We retrospectively reviewed records of 35 patients of non-metastatic ESFT treated at our institute from 2008 to 2014. The records of all patients were analyzed to determine clinical presentation, treatment, survival and prognostic factors.


The median age of the patients was 16 years (range, 7 - 33 years) with male-to-female ratio of 1.69:1. Pain was the most common presenting symptom followed by localized swelling. The primary tumor sites included axial skeleton in 15 patients (42.9%) and extremities in 20 (57.1%). The median follow-up was 26.7 months (range, 7.27-95.13 months). The 5-year local control, event-free survival (EFS) and overall survival (OS) were 58.7%, 48.4%, 55.3%, respectively. At univariate analysis, tumor size ≥ 8 cm was significantly associated with inferior EFS (p = 0.03) and OS (p = 0.05). Age, gender, primary tumor site, central or peripheral location, local treatment modalities and margins did not have a significant effect on EFS and OS.


ESFT is an aggressive neoplasm with high rate of local recurrence and distant metastasis. Tumor size equal to more than 8 cm was significantly associated with inferior survival.
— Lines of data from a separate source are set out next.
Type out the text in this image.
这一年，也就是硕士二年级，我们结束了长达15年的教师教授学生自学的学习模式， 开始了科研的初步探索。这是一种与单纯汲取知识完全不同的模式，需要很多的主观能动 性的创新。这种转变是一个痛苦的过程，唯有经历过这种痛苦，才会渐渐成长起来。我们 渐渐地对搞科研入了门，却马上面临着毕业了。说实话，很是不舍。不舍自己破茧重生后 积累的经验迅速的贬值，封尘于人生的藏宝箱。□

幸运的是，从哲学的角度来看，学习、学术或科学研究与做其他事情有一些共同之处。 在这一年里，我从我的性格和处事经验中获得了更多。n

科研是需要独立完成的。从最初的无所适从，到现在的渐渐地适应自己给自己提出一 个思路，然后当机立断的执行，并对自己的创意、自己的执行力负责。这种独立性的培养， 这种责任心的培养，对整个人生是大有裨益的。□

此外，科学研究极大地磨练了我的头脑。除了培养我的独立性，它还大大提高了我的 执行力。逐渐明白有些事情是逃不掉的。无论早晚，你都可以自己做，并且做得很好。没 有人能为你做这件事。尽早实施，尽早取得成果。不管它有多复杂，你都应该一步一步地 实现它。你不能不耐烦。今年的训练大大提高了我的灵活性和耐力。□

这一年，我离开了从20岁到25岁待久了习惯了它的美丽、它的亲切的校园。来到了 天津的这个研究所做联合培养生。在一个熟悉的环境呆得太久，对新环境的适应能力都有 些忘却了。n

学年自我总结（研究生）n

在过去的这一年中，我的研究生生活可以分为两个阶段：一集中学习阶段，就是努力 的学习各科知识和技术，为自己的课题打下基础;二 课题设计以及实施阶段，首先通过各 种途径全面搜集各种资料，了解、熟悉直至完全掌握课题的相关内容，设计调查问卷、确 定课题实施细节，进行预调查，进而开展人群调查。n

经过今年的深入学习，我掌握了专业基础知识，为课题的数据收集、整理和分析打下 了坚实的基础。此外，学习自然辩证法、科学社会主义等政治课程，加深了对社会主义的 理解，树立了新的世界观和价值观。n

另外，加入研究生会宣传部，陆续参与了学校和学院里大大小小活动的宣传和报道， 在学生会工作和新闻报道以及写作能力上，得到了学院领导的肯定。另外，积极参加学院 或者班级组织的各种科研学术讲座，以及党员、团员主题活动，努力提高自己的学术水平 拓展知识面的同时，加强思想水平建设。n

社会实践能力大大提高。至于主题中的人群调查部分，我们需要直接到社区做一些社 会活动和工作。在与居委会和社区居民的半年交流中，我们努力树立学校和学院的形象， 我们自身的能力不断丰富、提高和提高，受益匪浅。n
Multimodality treatment comprising of aggressive chemotherapy, adequate surgical resection and radiotherapy should be considered to improve survival and outcome.
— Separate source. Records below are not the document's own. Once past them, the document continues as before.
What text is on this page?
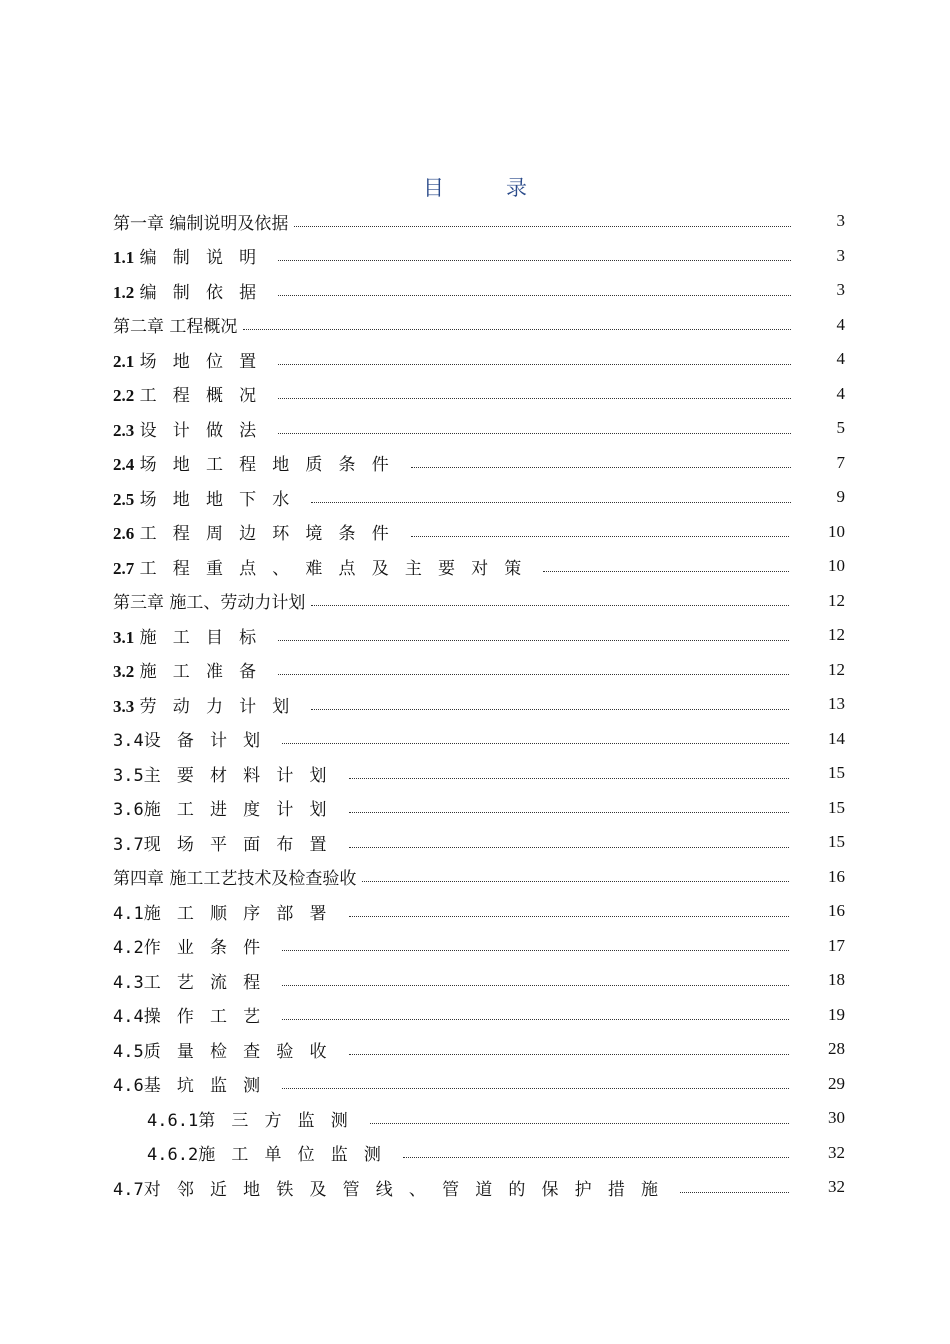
目	录
第一章 编制说明及依据	3
1.1 编制说明	3
1.2 编制依据	3
第二章 工程概况	4
2.1 场地位置	4
2.2 工程概况	4
2.3 设计做法	5
2.4 场地工程地质条件	7
2.5 场地地下水	9
2.6 工程周边环境条件	10
2.7 工程重点、难点及主要对策	10
第三章 施工、劳动力计划	12
3.1 施工目标	12
3.2 施工准备	12
3.3 劳动力计划	13
3.4设备计划	14
3.5主要材料计划	15
3.6施工进度计划	15
3.7现场平面布置	15
第四章 施工工艺技术及检查验收	16
4.1施工顺序部署	16
4.2作业条件	17
4.3工艺流程	18
4.4操作工艺	19
4.5质量检查验收	28
4.6基坑监测	29
4.6.1第三方监测	30
4.6.2施工单位监测	32
4.7对邻近地铁及管线、管道的保护措施	32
Clinical trial indentification

Legal entity responsible for the study



The study has been conducted by Department of Radiotherapy and Oncology. The authors declare no conflicts of interest or financial interests. The authors have no relevant affiliations or financial involvement with any organization or entity with a financial interest in or financial conflict with the subject matter or materials discussed in the manuscript.


All authors have declared no conflicts of interest.